First, decompress the original source code via tar xf loadwatch_1.0+1.1alpha1.orig.tar.gz . This generates the directory loadwatch-1.1/ to which you should then switch.
Then, you should load the patch via the original source code by typing
patch -p1 -i ../loadwatch_1.0+1.1alpha1-5.diff
See Listing 2.
This patch modifies all of the designated files including the man pages, makefile, etc. which is why you should control the output. Because the patch will be located in a higher level directory – in this case /tmp/ – the patch will be appropriately marked via -p1 when you use it in the working directory.
Now you can type ./configure && make && sudo make install to install the program in /usr/local/ in the usual way.
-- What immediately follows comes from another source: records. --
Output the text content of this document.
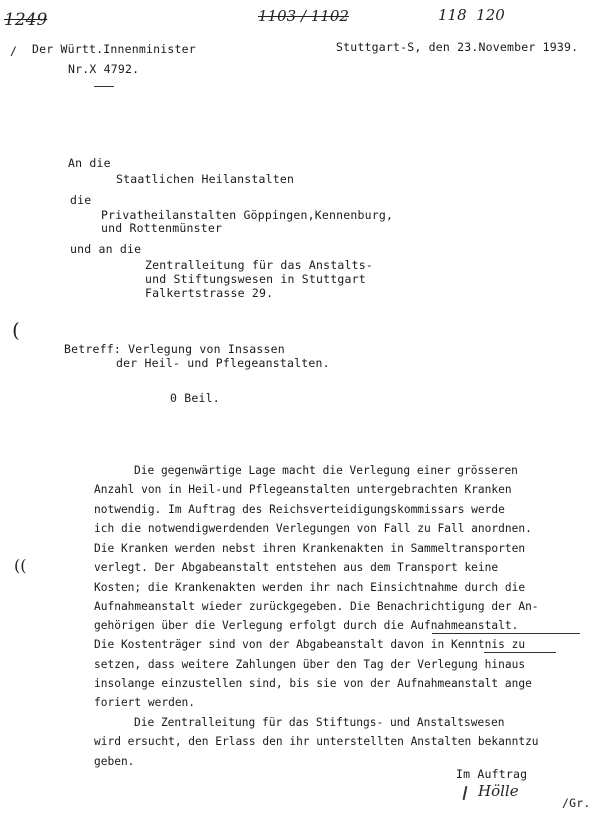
1249	1103 / 1102	118  120
/ Der Württ.Innenminister	Stuttgart-S, den 23.November 1939.
Nr.X 4792.
An die
Staatlichen Heilanstalten
die
Privatheilanstalten Göppingen,Kennenburg,
und Rottenmünster
und an die
Zentralleitung für das Anstalts-
und Stiftungswesen in Stuttgart
Falkertstrasse 29.
(
Betreff: Verlegung von Insassen
der Heil- und Pflegeanstalten.
0 Beil.
Die gegenwärtige Lage macht die Verlegung einer grösseren
Anzahl von in Heil-und Pflegeanstalten untergebrachten Kranken
notwendig. Im Auftrag des Reichsverteidigungskommissars werde
ich die notwendigwerdenden Verlegungen von Fall zu Fall anordnen.
Die Kranken werden nebst ihren Krankenakten in Sammeltransporten
((	verlegt. Der Abgabeanstalt entstehen aus dem Transport keine
Kosten; die Krankenakten werden ihr nach Einsichtnahme durch die
Aufnahmeanstalt wieder zurückgegeben. Die Benachrichtigung der An-
gehörigen über die Verlegung erfolgt durch die Aufnahmeanstalt.
Die Kostenträger sind von der Abgabeanstalt davon in Kenntnis zu
setzen, dass weitere Zahlungen über den Tag der Verlegung hinaus
insolange einzustellen sind, bis sie von der Aufnahmeanstalt ange
foriert werden.
Die Zentralleitung für das Stiftungs- und Anstaltswesen
wird ersucht, den Erlass den ihr unterstellten Anstalten bekanntzu
geben.
Im Auftrag
Hölle
/Gr.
It should execute without any difficulties.
Listing 2
Patching the Source Code
$ patch -p1 -i ../loadwatch_1.0+1.1alpha1-5.diff patching file Makefile.in patching file loadwatch.c patching file lw-ctl.c patching file debian/loadwatch.1 patching file debian/dirs patching file debian/README.debian patching file debian/changelog patching file debian/control patching file debian/copyright patching file debian/docs patching file debian/lw-ctl.1 patching file debian/rules patching file debian/watch
A second program lw-ctl , makes it possible to externally govern processes controlled by loadwatch . The lw-ctl tool communicates with loadwatch , thereby making it possible to do things like restart programs that have been stopped or stop those that are running.
A Practical Example
The following example will show how loadwatch and lw-ctr work. First, digiKam should be started, and its databases should be updated. Updating is especially important for the pHash fingerprints database, which is used to search for out of focus images and compare them. Updating the databases should not eat up all of the machine resources.
In most cases, it is not enough to do a simple start via loadwatch for programs like digiKam. Listing 3 shows why. The parameters selected here are actually fairly good for this computer. Generating and updating database is done quietly in the background without taking endless amounts of time. The changing states are documented on the terminal (Listing 4).
Listing 3
Starting digiKam
§§nonmuber $loadwatch -- digikam Wed Aug 26 16:00:56 2015: load too high, stopping. $
Listing 4
Changing States
§§nonmuber Wed Aug 26 17:00:55 2015: load low, continuing. Wed Aug 26 17:01:15 2015: load too high, stopping. Wed Aug 26 17:03:45 2015: load low, continuing. Wed Aug 26 17:03:55 2015: load too high, stopping. Wed Aug 26 17:04:55 2015: load low, continuing. digikam(8477)/digikam (core) digikam::PreviewLoadingTask::execute: Cannot extract preview for "32bit_8040963.tif" digikam(8477)/digikam (core) digikam::PreviewLoadingTask::execute: Cannot extract preview for "32bit_8040963.tif" Wed Aug 26 17:05:05 2015: load too high, stopping. ...
Just the initialization of digiKam takes up so much compute time that loadwatch has to switch into wait mode almost immediately. Therefore, it is a good idea to give an upper limit so that digiKam can at least start without immediately being forced to stop. The alternative would be to first execute the start in "RUN" mode via lw-ctr and then switch to "WATCH" mode. See below for details.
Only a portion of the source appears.